Aruna membuka surat itu dengan hati-hati, jemarinya gemetar. Tara menulisnya beberapa hari sebelum kecelakaan, berisi janji-janji kecil khas anak-anak yang polos. "Kak Aruna, nanti kalau aku besar, aku mau jadi dokter biar bisa sembuhin semua orang. Kak Aruna janji ya, nemenin aku terus?"

Air mata Aruna kembali tumpah, lebih deras dari sebelumnya. Janji itu, janji yang tak pernah bisa ia tepati. Janji yang kini menjadi duri dalam dagingnya.

Malam itu, Aruna tak bisa tidur sama sekali. Pikirannya berputar tak karuan, dihantui kilasan-kilasan masa lalu. Ia memutuskan untuk pergi ke taman kota, tempat favorit Tara, tempat mereka sering menghabiskan sore hari bermain dan tertawa. Udara malam yang dingin terasa menyegarkan kulitnya, sedikit meredakan panas di hatinya. Taman itu sepi, hanya ada beberapa pasang kekasih yang duduk di bangku taman, tenggelam dalam percakapan mereka, dan sesekali deru mobil yang lewat jauh di jalan raya.

Ia berjalan menuju area bermain anak-anak, tempat Tara sering bermain ayunan hingga kakinya pegal. Aruna duduk di salah satu ayunan, mendorongnya pelan dengan ujung kakinya. Ayunan itu berderit, menciptakan melodi yang menyayat hati, sebuah lagu kesedihan yang tak bersuara. Ia membayangkan Tara tertawa riang, rambutnya tergerai, kakinya menendang udara, mencoba menggapai awan yang melintas.
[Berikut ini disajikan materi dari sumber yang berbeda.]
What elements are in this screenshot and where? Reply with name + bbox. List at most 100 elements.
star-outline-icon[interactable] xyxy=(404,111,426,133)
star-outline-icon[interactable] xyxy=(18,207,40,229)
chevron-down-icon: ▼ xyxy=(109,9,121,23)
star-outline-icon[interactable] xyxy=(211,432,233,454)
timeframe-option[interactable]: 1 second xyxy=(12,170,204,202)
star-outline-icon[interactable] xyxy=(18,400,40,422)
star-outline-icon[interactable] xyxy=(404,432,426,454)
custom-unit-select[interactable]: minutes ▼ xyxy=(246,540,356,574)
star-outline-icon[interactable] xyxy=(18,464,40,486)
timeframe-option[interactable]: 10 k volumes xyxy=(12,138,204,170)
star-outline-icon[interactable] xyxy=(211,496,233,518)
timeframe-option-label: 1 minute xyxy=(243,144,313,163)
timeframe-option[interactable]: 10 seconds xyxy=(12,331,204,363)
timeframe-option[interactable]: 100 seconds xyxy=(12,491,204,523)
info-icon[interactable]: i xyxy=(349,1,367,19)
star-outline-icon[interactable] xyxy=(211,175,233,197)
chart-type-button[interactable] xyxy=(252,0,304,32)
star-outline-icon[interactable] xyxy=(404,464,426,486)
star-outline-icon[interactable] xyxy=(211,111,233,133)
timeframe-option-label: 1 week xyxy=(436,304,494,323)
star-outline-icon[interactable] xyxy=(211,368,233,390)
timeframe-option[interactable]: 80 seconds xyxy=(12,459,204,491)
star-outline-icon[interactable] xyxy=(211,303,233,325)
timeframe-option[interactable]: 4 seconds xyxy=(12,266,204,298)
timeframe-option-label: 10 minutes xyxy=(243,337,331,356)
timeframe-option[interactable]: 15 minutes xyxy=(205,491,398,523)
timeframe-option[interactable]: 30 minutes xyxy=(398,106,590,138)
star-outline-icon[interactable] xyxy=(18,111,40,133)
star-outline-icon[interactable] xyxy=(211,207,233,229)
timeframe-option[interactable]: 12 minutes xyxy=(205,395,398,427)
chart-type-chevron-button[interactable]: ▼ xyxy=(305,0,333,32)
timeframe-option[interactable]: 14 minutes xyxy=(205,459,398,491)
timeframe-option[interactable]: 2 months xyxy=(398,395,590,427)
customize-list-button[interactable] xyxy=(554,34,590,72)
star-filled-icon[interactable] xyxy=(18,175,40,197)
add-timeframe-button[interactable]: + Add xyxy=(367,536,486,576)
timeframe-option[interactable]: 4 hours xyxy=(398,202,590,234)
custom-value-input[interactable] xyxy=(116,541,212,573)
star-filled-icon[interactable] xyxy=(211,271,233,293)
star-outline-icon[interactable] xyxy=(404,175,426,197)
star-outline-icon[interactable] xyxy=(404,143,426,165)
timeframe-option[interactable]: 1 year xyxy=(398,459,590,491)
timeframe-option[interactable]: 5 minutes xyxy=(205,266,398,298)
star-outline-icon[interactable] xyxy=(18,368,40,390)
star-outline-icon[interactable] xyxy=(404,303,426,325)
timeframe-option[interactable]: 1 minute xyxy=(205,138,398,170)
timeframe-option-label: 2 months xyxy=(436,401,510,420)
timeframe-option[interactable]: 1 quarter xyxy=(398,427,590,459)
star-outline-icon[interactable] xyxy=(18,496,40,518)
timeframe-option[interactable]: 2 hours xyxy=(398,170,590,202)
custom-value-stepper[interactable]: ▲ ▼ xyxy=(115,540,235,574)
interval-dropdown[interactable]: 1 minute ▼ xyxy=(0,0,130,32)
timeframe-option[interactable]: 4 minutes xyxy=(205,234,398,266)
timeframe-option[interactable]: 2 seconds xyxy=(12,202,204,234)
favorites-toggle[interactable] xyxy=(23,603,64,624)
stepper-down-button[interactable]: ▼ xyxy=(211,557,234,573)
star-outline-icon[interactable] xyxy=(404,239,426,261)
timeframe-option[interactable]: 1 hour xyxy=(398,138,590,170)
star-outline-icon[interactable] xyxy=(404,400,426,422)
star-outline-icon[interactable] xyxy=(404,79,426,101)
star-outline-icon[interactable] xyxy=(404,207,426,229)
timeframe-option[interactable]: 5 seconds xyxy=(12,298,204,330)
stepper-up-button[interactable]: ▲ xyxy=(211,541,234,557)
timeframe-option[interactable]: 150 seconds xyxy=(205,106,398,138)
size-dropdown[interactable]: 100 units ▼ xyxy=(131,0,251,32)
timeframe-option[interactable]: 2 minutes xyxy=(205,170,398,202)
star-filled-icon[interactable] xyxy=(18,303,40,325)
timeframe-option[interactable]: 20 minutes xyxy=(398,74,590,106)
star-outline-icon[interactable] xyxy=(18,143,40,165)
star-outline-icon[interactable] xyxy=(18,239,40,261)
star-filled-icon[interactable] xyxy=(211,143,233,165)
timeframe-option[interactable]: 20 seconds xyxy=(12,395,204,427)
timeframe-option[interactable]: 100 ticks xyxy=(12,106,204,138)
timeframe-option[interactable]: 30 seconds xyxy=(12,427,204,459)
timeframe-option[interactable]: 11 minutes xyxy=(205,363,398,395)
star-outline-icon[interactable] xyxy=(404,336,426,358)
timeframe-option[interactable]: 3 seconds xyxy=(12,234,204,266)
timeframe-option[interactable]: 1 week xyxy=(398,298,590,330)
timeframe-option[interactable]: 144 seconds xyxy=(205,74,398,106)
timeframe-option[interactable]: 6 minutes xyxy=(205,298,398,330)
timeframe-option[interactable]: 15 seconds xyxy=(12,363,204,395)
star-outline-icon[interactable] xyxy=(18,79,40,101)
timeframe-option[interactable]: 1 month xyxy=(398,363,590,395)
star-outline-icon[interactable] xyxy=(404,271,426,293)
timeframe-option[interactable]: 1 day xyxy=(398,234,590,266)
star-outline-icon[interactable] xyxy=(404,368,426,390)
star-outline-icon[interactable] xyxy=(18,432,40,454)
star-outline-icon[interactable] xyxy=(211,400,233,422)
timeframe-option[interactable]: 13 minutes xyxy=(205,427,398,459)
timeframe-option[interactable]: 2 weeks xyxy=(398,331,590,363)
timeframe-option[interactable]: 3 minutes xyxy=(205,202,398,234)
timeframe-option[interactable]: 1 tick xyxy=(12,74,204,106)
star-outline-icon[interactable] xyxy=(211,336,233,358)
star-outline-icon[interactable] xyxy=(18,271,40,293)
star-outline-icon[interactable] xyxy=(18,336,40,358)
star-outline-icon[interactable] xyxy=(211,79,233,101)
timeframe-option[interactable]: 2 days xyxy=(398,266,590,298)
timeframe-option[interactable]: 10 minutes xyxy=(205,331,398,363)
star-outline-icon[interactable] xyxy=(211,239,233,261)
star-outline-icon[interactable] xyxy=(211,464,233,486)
"Selamat datang, traumaku," bisiknya keheningan malam. Kata-kata itu terasa berat di lidahnya, namun juga melegakan, seolah ia baru saja mengakui keberadaan sesuatu yang selama ini ia sangkal. Ia lelah melawan. Ia lelah berpura-pura baik-baik saja, berpura-pura bahwa semuanya telah berlalu.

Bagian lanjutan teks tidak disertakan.